Но ох, мы тонем, о-о-ох, летим.
Бесцветный воздух надувает парус.
На парашюте нам не по пути.
Вновь мы на море, моря над – о ярость.
Летят утопленники в волнах пустоты.
В тэнэбрум марэ – море темноты.
45.
Любовь манит к себе, влечёт
И всасывает, как насос.
Так дождь и тятя так сечёт,
Проворно ловит на лассо.
Пляшу, кобылка под петлёй,
Под дождиком бегу, солдат.
Как рыба от трубы под лёд,
Булавкой в пола щель, гайда!
Дышу, избавился: вдруг хлоп!
Бьют по плечу меня, плачусь.
Так лопался над свечкой клоп;
Коль руку жали палачу.
Сидит судебный пристав в кресле,
Бьёт карандашом о карандаш,
Так сына бил отец по чреслам.
Дай двух небитых, бог! отдашь?
Свинью для перевозки счастья
И лошадь для больших смотров,
Я, скотоложец, рвусь на части,
Часть кажду жарю над костром.
Съедаю голову и руку,
Язык тушёный, мягкий мозг.
Но без руки любви порука,
Слеза без глаза, что для слёз.
Без членов всасывает эрос
Мои останки, я погиб,
Как всасывал тайфун галеру
И тракт солдата сапоги.
1925
46.
Брониславу Сосинскому
Листопад календаря над нами.
Белых листьев танцы без конца.
Сплю с совком, уборщик, ни при чём я.
Сын мне руку подаёт отца.
Возникаю на краю стола.
Возникаю у другого края.
По обоям ползаю, играя.
И сижу на потолке без зла.
Без добра по телефонной нитке
Я бегу, игла, вонзиться в ухо.
Я опасный слух, плеврит, бронхит.
Под столом открытка о разлуке.
Вылезаю, прочь почтовый ящик.
Разрезаюсь, что твоё письмо.
Развиваюсь, как твой чёрный плащ.
Вешаюсь на вешалку безмолвно.
Шасть идёт чиновник. Я надет.
Прилипаю ко спине, как крылья.
Бью его, он плачет, жук бессильный.
Обжигаю – он бежит к воде.
Превращаюсь в пар и испаряюсь.
Возвращаюсь, не спросясь, дождём.
Вот иду, о други, подождём.
Вот и я, и я идти стараюсь.
Как листы идут с календаря
И солдат за дурака царя.
47.
Воинственное счастие души
Не принимает ложности искусства.
Коль есть враги, беги, врагов души,
Коль есть любовь, скачи к объекту чувства.
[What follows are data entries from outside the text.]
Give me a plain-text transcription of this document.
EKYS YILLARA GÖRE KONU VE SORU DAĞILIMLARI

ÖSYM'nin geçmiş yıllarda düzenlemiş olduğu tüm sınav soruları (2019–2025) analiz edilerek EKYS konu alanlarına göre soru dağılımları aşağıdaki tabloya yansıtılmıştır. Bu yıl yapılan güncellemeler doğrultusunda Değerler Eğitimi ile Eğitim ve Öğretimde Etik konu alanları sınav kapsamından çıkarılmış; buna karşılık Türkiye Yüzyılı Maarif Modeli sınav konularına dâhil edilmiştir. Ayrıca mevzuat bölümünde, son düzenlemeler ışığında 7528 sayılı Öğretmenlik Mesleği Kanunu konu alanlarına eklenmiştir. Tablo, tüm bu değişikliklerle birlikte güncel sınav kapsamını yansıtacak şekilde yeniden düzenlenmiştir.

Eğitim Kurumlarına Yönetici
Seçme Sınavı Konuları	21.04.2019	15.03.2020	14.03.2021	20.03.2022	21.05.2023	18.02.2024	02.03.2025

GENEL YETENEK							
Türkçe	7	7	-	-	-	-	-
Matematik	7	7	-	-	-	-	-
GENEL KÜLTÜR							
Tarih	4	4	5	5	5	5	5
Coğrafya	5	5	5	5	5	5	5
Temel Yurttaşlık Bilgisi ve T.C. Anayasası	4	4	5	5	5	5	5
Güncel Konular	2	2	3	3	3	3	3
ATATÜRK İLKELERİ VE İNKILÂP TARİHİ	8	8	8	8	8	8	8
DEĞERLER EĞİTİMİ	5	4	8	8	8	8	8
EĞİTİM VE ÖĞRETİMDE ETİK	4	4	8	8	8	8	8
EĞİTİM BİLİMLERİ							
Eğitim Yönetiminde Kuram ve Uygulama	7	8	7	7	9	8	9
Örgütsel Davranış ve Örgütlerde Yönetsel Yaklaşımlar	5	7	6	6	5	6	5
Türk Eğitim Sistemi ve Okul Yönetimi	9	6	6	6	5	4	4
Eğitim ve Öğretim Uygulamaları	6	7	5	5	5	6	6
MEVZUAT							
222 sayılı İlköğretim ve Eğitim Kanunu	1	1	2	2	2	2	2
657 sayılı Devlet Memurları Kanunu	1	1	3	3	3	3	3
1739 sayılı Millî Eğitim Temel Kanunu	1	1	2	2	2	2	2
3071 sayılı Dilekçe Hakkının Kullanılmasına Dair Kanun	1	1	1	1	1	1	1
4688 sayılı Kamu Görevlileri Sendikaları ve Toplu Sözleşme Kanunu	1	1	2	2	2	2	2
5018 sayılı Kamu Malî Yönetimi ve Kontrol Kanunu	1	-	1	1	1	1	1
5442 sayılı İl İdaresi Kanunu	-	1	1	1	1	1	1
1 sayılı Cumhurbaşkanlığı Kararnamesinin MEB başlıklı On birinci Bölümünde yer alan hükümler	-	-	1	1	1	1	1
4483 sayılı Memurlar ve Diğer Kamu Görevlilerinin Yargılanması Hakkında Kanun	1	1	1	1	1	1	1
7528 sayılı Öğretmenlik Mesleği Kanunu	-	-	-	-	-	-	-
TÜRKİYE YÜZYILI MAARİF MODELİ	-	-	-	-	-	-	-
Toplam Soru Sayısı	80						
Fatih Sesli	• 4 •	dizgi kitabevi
Я прыг на лошадь, завожу мотор.
Он ан стучать и прыгать с лёгким ржаньем.
Вскачь пересекли мы души плато,
Снижаемся в долину между зданий.
И ан с разбега в тесное кафе!
Трещат посуда и пустые люди.
Конь бьёт хозяина рукой по голове,
Мнёт шинами, надутыми, как груди.
Живых вбирая чрез ноздрей насос,
В проход назад выбрасывает мёртвых.
Но Вы знак вопросительный на морду
Ему накидываете, как лассо.
Он бьётся, выпуская синий дым,
Он рвётся под шофёром молодым.
И как кузнечик прыгает огромный
К шестому этажу, где Вы живёте скромно.
МИ застывает на большом комоде
В летящей позе, по последней моде.
Берёшь Ты статуэтку на ладонь,
Но ах, увы! роняешь, не в огонь,
А лишь на твёрдый пол, на крепкий на пол.
Гребут осколки красны девы лапы.
Нас бросили в помойное ведро,
Но оное взорвалось, как ядро.
Мы вновь летим, искусству вопреки,
Со брега прыгаем, лови! любви реки,
Пока бензин дымящийся сей чувства
В лёд мрамора, полярный ветр искусства
Не обратит; чтоб конь, авто и я
На длинной площади Согласия
Недвижно встали, как для любопытства,
Для ванны солнечной иль просто из бесстыдства.
48. Шесть седьмых больше одной
В. Поплавскому
Отъездом пахнет здесь; смердит отъезд:
Углём подводным, кораблём железным.
Оркестр цыганский перемены мест
Гимн безобразный затянул отъезду.
Одно из двух, одно из трёх, из этих:
Быт на земле иль быть на море там,
Где змей, Змей выплывает на рассвете,
Которого боится капитан.
Там, где качается железный склеп двухтрубный,
Там, где кончается шар беспардонно круглый.
Где ходит лёд, как ходит человек,
Гоняется за вами в жидком мраке.
И ударяет чёлн по голове,
Ломая нос, как футболисты в драке.
Где есть ещё крылатые киты,
Чтобы на них поставить дом торговый.